Kechijian's questioned the entire paradigm of military physical fitness testing. He said that professional sports teams are not signing athletes for tens of millions of dollars based on a PT test but rather based on how they play the game.

"They know who can play and who can't. You are always debriefing in the military and the best fitness training in those jobs is the full mission profile," he said. "How many debriefs said we would do better if we did more pull-ups, bench presses or leg tucks? If you make the standards really high then maybe it was too hard ... or was it correct and now you are mad that a lot of people don't qualify for the job? Do you want it to be an elite job or not?"

The NFL puts an emphasis on the 5-10-5 shuttle drill, but according to Kechijian, how well an athlete does on this test is no indicator of their longevity in the NFL. It does not assess who is the best at playing football. The same goes for military PT tests, and when the military hires advisors from the pro sports world to implement their problematic sports tests, they become even more problematic when applied to the military.

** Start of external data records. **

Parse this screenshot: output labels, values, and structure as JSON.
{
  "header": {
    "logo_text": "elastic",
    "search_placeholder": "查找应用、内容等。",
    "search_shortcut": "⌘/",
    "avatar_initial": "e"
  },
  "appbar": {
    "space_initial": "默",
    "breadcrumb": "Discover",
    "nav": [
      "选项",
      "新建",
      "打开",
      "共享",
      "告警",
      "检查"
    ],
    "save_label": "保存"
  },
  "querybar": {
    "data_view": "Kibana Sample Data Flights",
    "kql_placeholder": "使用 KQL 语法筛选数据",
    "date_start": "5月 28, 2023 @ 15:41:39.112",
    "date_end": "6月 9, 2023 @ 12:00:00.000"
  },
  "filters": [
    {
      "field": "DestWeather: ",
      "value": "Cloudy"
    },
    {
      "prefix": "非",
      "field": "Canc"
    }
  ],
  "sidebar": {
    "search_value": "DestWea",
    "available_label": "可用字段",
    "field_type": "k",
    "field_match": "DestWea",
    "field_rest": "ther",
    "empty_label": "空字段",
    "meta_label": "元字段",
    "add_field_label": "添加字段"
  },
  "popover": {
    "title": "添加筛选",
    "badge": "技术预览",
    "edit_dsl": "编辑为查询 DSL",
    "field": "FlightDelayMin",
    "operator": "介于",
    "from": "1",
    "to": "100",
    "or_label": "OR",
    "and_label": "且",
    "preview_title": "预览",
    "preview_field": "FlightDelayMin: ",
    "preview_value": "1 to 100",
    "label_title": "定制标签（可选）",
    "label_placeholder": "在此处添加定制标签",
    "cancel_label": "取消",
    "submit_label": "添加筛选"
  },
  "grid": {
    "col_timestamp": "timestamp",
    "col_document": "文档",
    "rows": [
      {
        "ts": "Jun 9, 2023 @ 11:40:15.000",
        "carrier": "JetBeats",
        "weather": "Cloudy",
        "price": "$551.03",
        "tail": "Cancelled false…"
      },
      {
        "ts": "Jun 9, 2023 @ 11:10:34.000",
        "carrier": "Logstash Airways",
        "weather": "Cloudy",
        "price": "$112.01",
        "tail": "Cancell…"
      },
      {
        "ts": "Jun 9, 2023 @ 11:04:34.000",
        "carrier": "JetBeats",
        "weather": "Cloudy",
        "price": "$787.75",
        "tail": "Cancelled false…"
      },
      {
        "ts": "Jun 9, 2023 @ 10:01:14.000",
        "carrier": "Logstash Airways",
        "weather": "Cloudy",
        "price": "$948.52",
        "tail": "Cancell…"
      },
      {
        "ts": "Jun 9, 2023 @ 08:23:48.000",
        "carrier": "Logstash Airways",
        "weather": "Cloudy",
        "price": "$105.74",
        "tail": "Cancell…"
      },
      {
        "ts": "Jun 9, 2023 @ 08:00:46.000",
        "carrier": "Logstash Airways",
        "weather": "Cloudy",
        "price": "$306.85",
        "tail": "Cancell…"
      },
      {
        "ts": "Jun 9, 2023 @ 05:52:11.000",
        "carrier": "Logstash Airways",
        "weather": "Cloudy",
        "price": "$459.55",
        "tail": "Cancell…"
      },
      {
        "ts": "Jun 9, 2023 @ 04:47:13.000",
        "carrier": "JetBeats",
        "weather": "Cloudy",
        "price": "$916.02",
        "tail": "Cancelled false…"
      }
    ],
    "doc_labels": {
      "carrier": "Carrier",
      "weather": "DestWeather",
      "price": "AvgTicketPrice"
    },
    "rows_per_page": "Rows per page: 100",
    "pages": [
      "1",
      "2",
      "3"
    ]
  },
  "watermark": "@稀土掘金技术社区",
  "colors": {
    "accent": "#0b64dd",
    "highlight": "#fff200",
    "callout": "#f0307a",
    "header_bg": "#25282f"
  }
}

From Kechijian's point a of view, Army leaders should let basic training, advanced individual training, SOF selection courses, and other professional development courses in the military weed out weak soldiers. After that, administering the occasional PT test is of little value and instead, troops should be assessed by their actual job performance in the field. However, this may lead to some heart attacks in the metric-obsessed Army known to emphasize statistical analysis and checking blocks above human interaction and hands-on leadership which does not brief as well and can be difficult to quantify.

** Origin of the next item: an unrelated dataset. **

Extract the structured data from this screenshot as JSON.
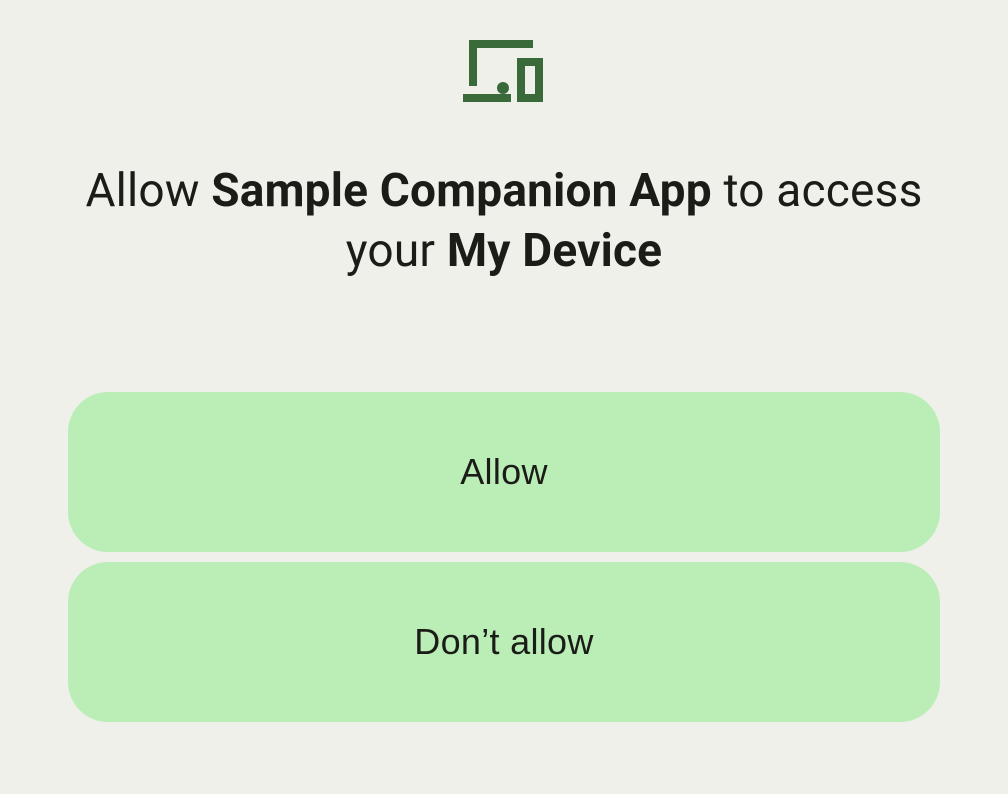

Brager agreed with this assessment. "I've been on several working groups for NATO and SOCOM and I have the same mentality as Doug. The Infantry is different, the Airborne is different. Armor is different, where physical fitness is not going to make or break it to determine mission success."

At that point, "you are probably collecting data to cover yourself so you can present it to an officer who presents it to an elected official. I measured it, here it is. Typical check-the-box kind of a thing," Kechijian said. "A well-run course has all those checkmarks in place to make sure the right people get through regardless of gender. Now they want to change it again because they didn't get what they wanted out of the research collected data."

"If you keep trying to retrace your steps, it is not scientifically sound, that is not science. It is unethical and unscientifically sound in my opinion," Brager said. "If that is what you are going to do then don't complain about the results. Ask and you shall receive. If you want a less-lethal force with sub-quality performance then that is what you get."